Весь день на площади Ленина продолжались выступления. Работали микрофоны. В выступлениях появились новые мотивы. От сталинизма некоторые ораторы переходили к национализму, намекали на иноземных врагов, угрожали «им» кровью. Тех, кто выпадал из всеобщей экзальтации и психоза, сохранял критическое восприятие происходящего (и осмеливался высказать свое отношение вслух) избивали или ошикивали. Кто-то, выдавая себя за русского, хоть и говорил с грузинским акцентом, зачитал фальшивое письмо московских студентов в поддержку «начатого дела»: А некая женщина вслед за этим выкрикнула: «Слышите, грузины! Нас поддерживают в Москве. Сейчас митинги проходят не только в Грузии, но и в Сталинграде, Ленинграде и других городах. Будем бороться за дело Сталина, клянемся!» На трибуну подняли молодого поэта Нонейшвили, который под гул одобрения прочитал стихи о Сталине и закончил словами: «Я тоже с вами».[411] Участвовали и некоторые другие представители творческой интеллигенции. Но руководители митинга требовали все новых и новых выступлений. «Отметиться» должен был, чуть ли не каждый известный в Грузии человек.

У памятника Сталину, усыпанного венками, тоже шел митинг: Статников на нем не был. По свидетельству одного из участников, «я выступал с речью возле монумента Сталина по своей доброй воле. Я говорил, что от имени Сталина я на фронте много бомб бросал в врагов Сталина».[412] В редакции республиканских газет «Коммунист» (на грузинском языке) и «Заря Востока» (на русском) «ворвались неизвестные и пригрозили, что если не будут выпущены траурные номера, то разнесут здания редакции и типографии (после этого случая в обеих редакциях была установлена охрана)».[413]

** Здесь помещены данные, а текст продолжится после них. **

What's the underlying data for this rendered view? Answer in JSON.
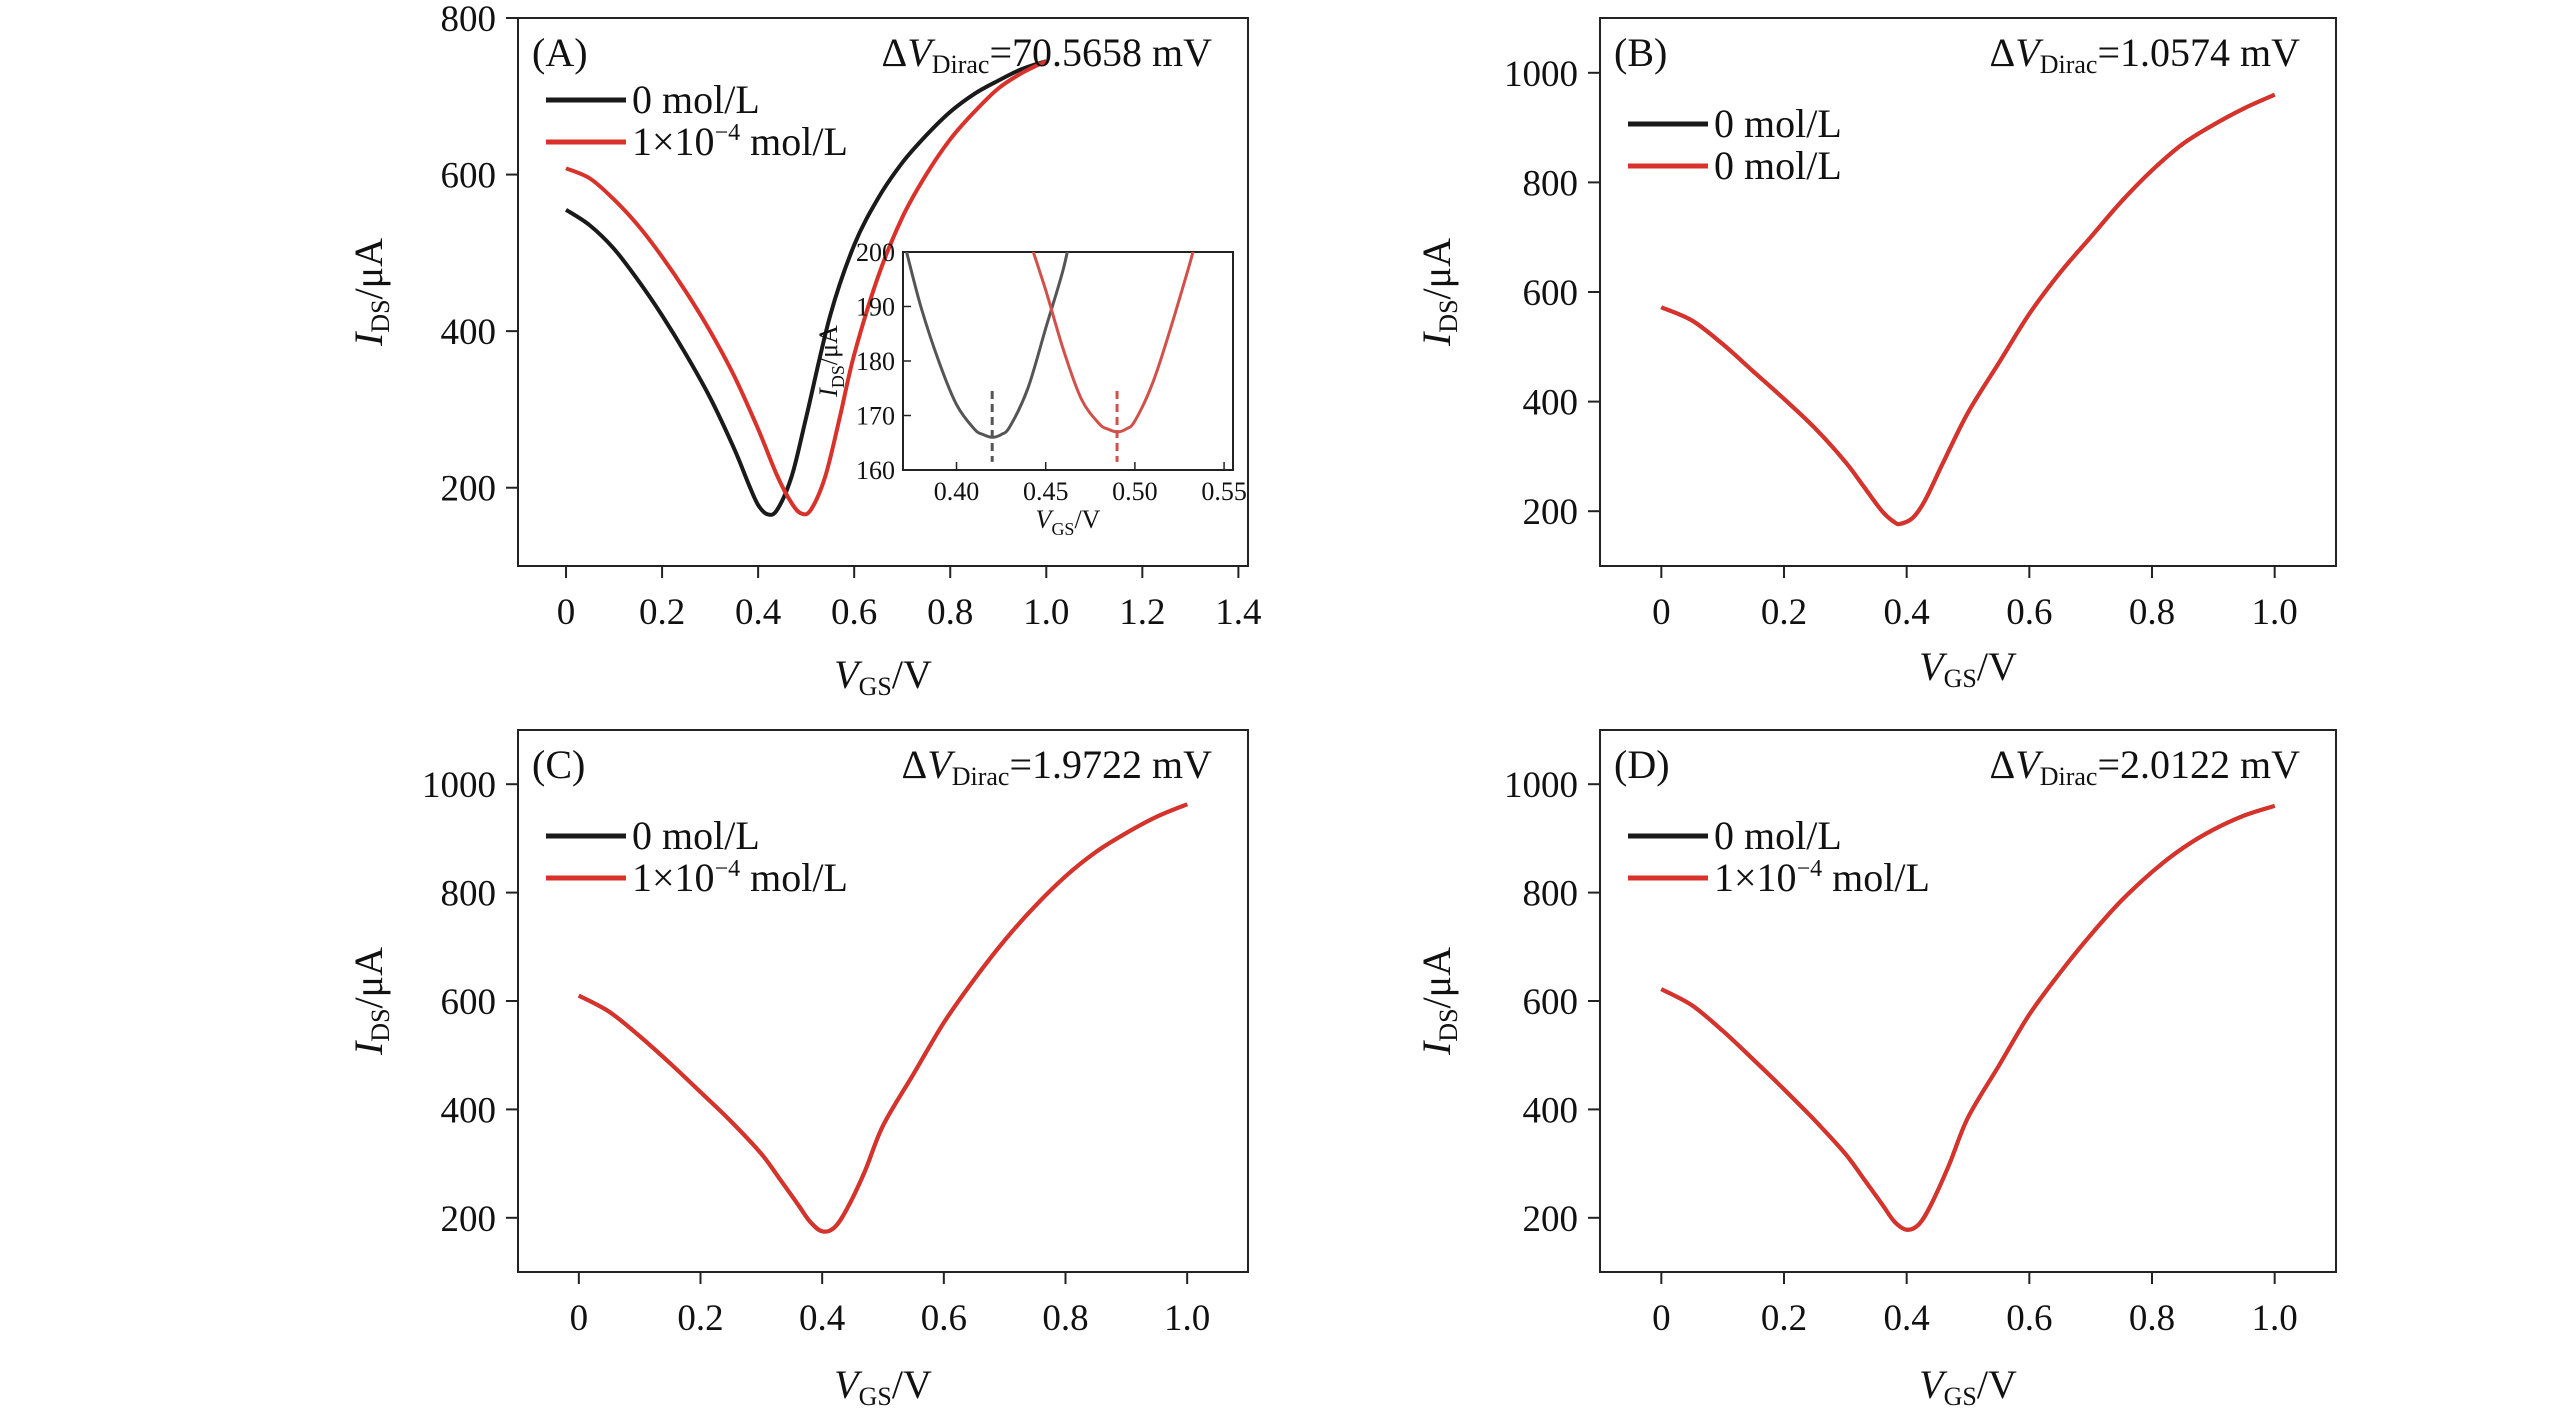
{
  "colors": {
    "black_series": "#1a1a1a",
    "red_series": "#d8322b",
    "inset_black": "#555555",
    "inset_red": "#d2504a"
  },
  "chart_data": [
    {
      "panel": "(A)",
      "type": "line",
      "annotation": {
        "delta": "Δ",
        "v": "V",
        "sub": "Dirac",
        "rest": "=70.5658 mV"
      },
      "xlabel": {
        "main": "V",
        "sub": "GS",
        "unit": "/V"
      },
      "ylabel": {
        "main": "I",
        "sub": "DS",
        "unit": "/μA"
      },
      "xlim": [
        -0.1,
        1.42
      ],
      "ylim": [
        100,
        800
      ],
      "xticks": [
        "0",
        "0.2",
        "0.4",
        "0.6",
        "0.8",
        "1.0",
        "1.2",
        "1.4"
      ],
      "xtick_values": [
        0,
        0.2,
        0.4,
        0.6,
        0.8,
        1.0,
        1.2,
        1.4
      ],
      "yticks": [
        "200",
        "400",
        "600",
        "800"
      ],
      "ytick_values": [
        200,
        400,
        600,
        800
      ],
      "legend": [
        {
          "label": "0 mol/L",
          "color": "#1a1a1a"
        },
        {
          "label_pre": "1×10",
          "label_exp": "−4",
          "label_post": " mol/L",
          "color": "#d8322b"
        }
      ],
      "series": [
        {
          "name": "0 mol/L",
          "color": "#1a1a1a",
          "x": [
            0,
            0.05,
            0.1,
            0.15,
            0.2,
            0.25,
            0.3,
            0.35,
            0.38,
            0.4,
            0.42,
            0.44,
            0.47,
            0.5,
            0.55,
            0.6,
            0.65,
            0.7,
            0.75,
            0.8,
            0.85,
            0.9,
            0.95,
            1.0
          ],
          "y": [
            555,
            535,
            505,
            465,
            420,
            370,
            315,
            250,
            205,
            178,
            166,
            172,
            215,
            290,
            420,
            510,
            570,
            615,
            650,
            680,
            703,
            720,
            735,
            745
          ]
        },
        {
          "name": "1×10⁻⁴ mol/L",
          "color": "#d8322b",
          "x": [
            0,
            0.05,
            0.1,
            0.15,
            0.2,
            0.25,
            0.3,
            0.35,
            0.4,
            0.44,
            0.47,
            0.49,
            0.51,
            0.54,
            0.57,
            0.6,
            0.65,
            0.7,
            0.75,
            0.8,
            0.85,
            0.9,
            0.95,
            1.0
          ],
          "y": [
            608,
            595,
            568,
            535,
            495,
            450,
            400,
            343,
            275,
            215,
            180,
            167,
            172,
            215,
            290,
            370,
            470,
            545,
            600,
            645,
            680,
            710,
            730,
            745
          ]
        }
      ],
      "inset": {
        "xlabel": {
          "main": "V",
          "sub": "GS",
          "unit": "/V"
        },
        "ylabel": {
          "main": "I",
          "sub": "DS",
          "unit": "/μA"
        },
        "xlim": [
          0.37,
          0.555
        ],
        "ylim": [
          160,
          200
        ],
        "xticks": [
          "0.40",
          "0.45",
          "0.50",
          "0.55"
        ],
        "xtick_values": [
          0.4,
          0.45,
          0.5,
          0.55
        ],
        "yticks": [
          "160",
          "170",
          "180",
          "190",
          "200"
        ],
        "ytick_values": [
          160,
          170,
          180,
          190,
          200
        ],
        "dirac_points": [
          0.42,
          0.49
        ],
        "series": [
          {
            "name": "0 mol/L",
            "color": "#555555",
            "x": [
              0.372,
              0.38,
              0.39,
              0.4,
              0.41,
              0.415,
              0.42,
              0.425,
              0.43,
              0.44,
              0.45,
              0.46,
              0.465
            ],
            "y": [
              200,
              190,
              180,
              172,
              167.5,
              166.5,
              166,
              166.5,
              168,
              175,
              186,
              197,
              205
            ]
          },
          {
            "name": "1×10⁻⁴ mol/L",
            "color": "#d2504a",
            "x": [
              0.44,
              0.45,
              0.46,
              0.47,
              0.48,
              0.485,
              0.49,
              0.495,
              0.5,
              0.51,
              0.52,
              0.53,
              0.535
            ],
            "y": [
              203,
              193,
              182,
              173,
              168.5,
              167.5,
              167,
              167.5,
              169,
              176,
              186,
              197,
              203
            ]
          }
        ]
      }
    },
    {
      "panel": "(B)",
      "type": "line",
      "annotation": {
        "delta": "Δ",
        "v": "V",
        "sub": "Dirac",
        "rest": "=1.0574 mV"
      },
      "xlabel": {
        "main": "V",
        "sub": "GS",
        "unit": "/V"
      },
      "ylabel": {
        "main": "I",
        "sub": "DS",
        "unit": "/μA"
      },
      "xlim": [
        -0.1,
        1.1
      ],
      "ylim": [
        100,
        1100
      ],
      "xticks": [
        "0",
        "0.2",
        "0.4",
        "0.6",
        "0.8",
        "1.0"
      ],
      "xtick_values": [
        0,
        0.2,
        0.4,
        0.6,
        0.8,
        1.0
      ],
      "yticks": [
        "200",
        "400",
        "600",
        "800",
        "1000"
      ],
      "ytick_values": [
        200,
        400,
        600,
        800,
        1000
      ],
      "legend": [
        {
          "label": "0 mol/L",
          "color": "#1a1a1a"
        },
        {
          "label": "0 mol/L",
          "color": "#d8322b"
        }
      ],
      "series": [
        {
          "name": "0 mol/L",
          "color": "#1a1a1a",
          "x": [
            0,
            0.05,
            0.1,
            0.15,
            0.2,
            0.25,
            0.3,
            0.33,
            0.36,
            0.38,
            0.39,
            0.41,
            0.43,
            0.46,
            0.5,
            0.55,
            0.6,
            0.65,
            0.7,
            0.75,
            0.8,
            0.85,
            0.9,
            0.95,
            1.0
          ],
          "y": [
            572,
            548,
            505,
            455,
            405,
            352,
            290,
            245,
            200,
            180,
            177,
            188,
            220,
            290,
            380,
            470,
            560,
            635,
            700,
            765,
            822,
            870,
            905,
            935,
            960
          ]
        },
        {
          "name": "0 mol/L",
          "color": "#d8322b",
          "x": [
            0,
            0.05,
            0.1,
            0.15,
            0.2,
            0.25,
            0.3,
            0.33,
            0.36,
            0.38,
            0.39,
            0.41,
            0.43,
            0.46,
            0.5,
            0.55,
            0.6,
            0.65,
            0.7,
            0.75,
            0.8,
            0.85,
            0.9,
            0.95,
            1.0
          ],
          "y": [
            572,
            548,
            505,
            455,
            405,
            352,
            290,
            245,
            200,
            180,
            177,
            188,
            220,
            290,
            380,
            470,
            560,
            635,
            700,
            765,
            822,
            870,
            905,
            935,
            960
          ]
        }
      ]
    },
    {
      "panel": "(C)",
      "type": "line",
      "annotation": {
        "delta": "Δ",
        "v": "V",
        "sub": "Dirac",
        "rest": "=1.9722 mV"
      },
      "xlabel": {
        "main": "V",
        "sub": "GS",
        "unit": "/V"
      },
      "ylabel": {
        "main": "I",
        "sub": "DS",
        "unit": "/μA"
      },
      "xlim": [
        -0.1,
        1.1
      ],
      "ylim": [
        100,
        1100
      ],
      "xticks": [
        "0",
        "0.2",
        "0.4",
        "0.6",
        "0.8",
        "1.0"
      ],
      "xtick_values": [
        0,
        0.2,
        0.4,
        0.6,
        0.8,
        1.0
      ],
      "yticks": [
        "200",
        "400",
        "600",
        "800",
        "1000"
      ],
      "ytick_values": [
        200,
        400,
        600,
        800,
        1000
      ],
      "legend": [
        {
          "label": "0 mol/L",
          "color": "#1a1a1a"
        },
        {
          "label_pre": "1×10",
          "label_exp": "−4",
          "label_post": " mol/L",
          "color": "#d8322b"
        }
      ],
      "series": [
        {
          "name": "0 mol/L",
          "color": "#1a1a1a",
          "x": [
            0,
            0.05,
            0.1,
            0.15,
            0.2,
            0.25,
            0.3,
            0.33,
            0.36,
            0.38,
            0.4,
            0.42,
            0.44,
            0.47,
            0.5,
            0.55,
            0.6,
            0.65,
            0.7,
            0.75,
            0.8,
            0.85,
            0.9,
            0.95,
            1.0
          ],
          "y": [
            610,
            580,
            535,
            485,
            432,
            378,
            318,
            272,
            225,
            193,
            175,
            182,
            215,
            285,
            370,
            465,
            560,
            640,
            712,
            775,
            830,
            875,
            910,
            940,
            963
          ]
        },
        {
          "name": "1×10⁻⁴ mol/L",
          "color": "#d8322b",
          "x": [
            0,
            0.05,
            0.1,
            0.15,
            0.2,
            0.25,
            0.3,
            0.33,
            0.36,
            0.38,
            0.4,
            0.42,
            0.44,
            0.47,
            0.5,
            0.55,
            0.6,
            0.65,
            0.7,
            0.75,
            0.8,
            0.85,
            0.9,
            0.95,
            1.0
          ],
          "y": [
            610,
            580,
            535,
            485,
            432,
            378,
            318,
            272,
            225,
            193,
            175,
            182,
            215,
            285,
            370,
            465,
            560,
            640,
            712,
            775,
            830,
            875,
            910,
            940,
            963
          ]
        }
      ]
    },
    {
      "panel": "(D)",
      "type": "line",
      "annotation": {
        "delta": "Δ",
        "v": "V",
        "sub": "Dirac",
        "rest": "=2.0122 mV"
      },
      "xlabel": {
        "main": "V",
        "sub": "GS",
        "unit": "/V"
      },
      "ylabel": {
        "main": "I",
        "sub": "DS",
        "unit": "/μA"
      },
      "xlim": [
        -0.1,
        1.1
      ],
      "ylim": [
        100,
        1100
      ],
      "xticks": [
        "0",
        "0.2",
        "0.4",
        "0.6",
        "0.8",
        "1.0"
      ],
      "xtick_values": [
        0,
        0.2,
        0.4,
        0.6,
        0.8,
        1.0
      ],
      "yticks": [
        "200",
        "400",
        "600",
        "800",
        "1000"
      ],
      "ytick_values": [
        200,
        400,
        600,
        800,
        1000
      ],
      "legend": [
        {
          "label": "0 mol/L",
          "color": "#1a1a1a"
        },
        {
          "label_pre": "1×10",
          "label_exp": "−4",
          "label_post": " mol/L",
          "color": "#d8322b"
        }
      ],
      "series": [
        {
          "name": "0 mol/L",
          "color": "#1a1a1a",
          "x": [
            0,
            0.05,
            0.1,
            0.15,
            0.2,
            0.25,
            0.3,
            0.33,
            0.36,
            0.38,
            0.4,
            0.42,
            0.44,
            0.47,
            0.5,
            0.55,
            0.6,
            0.65,
            0.7,
            0.75,
            0.8,
            0.85,
            0.9,
            0.95,
            1.0
          ],
          "y": [
            622,
            592,
            545,
            492,
            437,
            380,
            318,
            272,
            225,
            193,
            178,
            188,
            225,
            300,
            385,
            480,
            575,
            652,
            722,
            785,
            838,
            882,
            916,
            942,
            960
          ]
        },
        {
          "name": "1×10⁻⁴ mol/L",
          "color": "#d8322b",
          "x": [
            0,
            0.05,
            0.1,
            0.15,
            0.2,
            0.25,
            0.3,
            0.33,
            0.36,
            0.38,
            0.4,
            0.42,
            0.44,
            0.47,
            0.5,
            0.55,
            0.6,
            0.65,
            0.7,
            0.75,
            0.8,
            0.85,
            0.9,
            0.95,
            1.0
          ],
          "y": [
            622,
            592,
            545,
            492,
            437,
            380,
            318,
            272,
            225,
            193,
            178,
            188,
            225,
            300,
            385,
            480,
            575,
            652,
            722,
            785,
            838,
            882,
            916,
            942,
            960
          ]
        }
      ]
    }
  ]
}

И коммунист Статников, и будущая политическая эмигрантка из СССР Фаина Баазова почувствовали в согласованных действиях демонстрантов направляющую руку некоего организующего центра. Статников пишет об этом достаточно бесхитростно: «заметна была организующая рука, кто-то детально разработал план действий».[414] Кто именно? Не ясно. Может быть, «шовинисты всплыли на поверхность и стали активно действовать», но не исключена и «возможность существования шпионского центра».[415] Баазова, не обсуждая специально вопрос о «зачинщиках», вспоминает об охватившей ее 8 марта тревоге: «Постепенно возникло ощущение, что где-то непонятным образом возник какой-то „штаб“», который регулирует и направляет колонны в разные районы города».[416]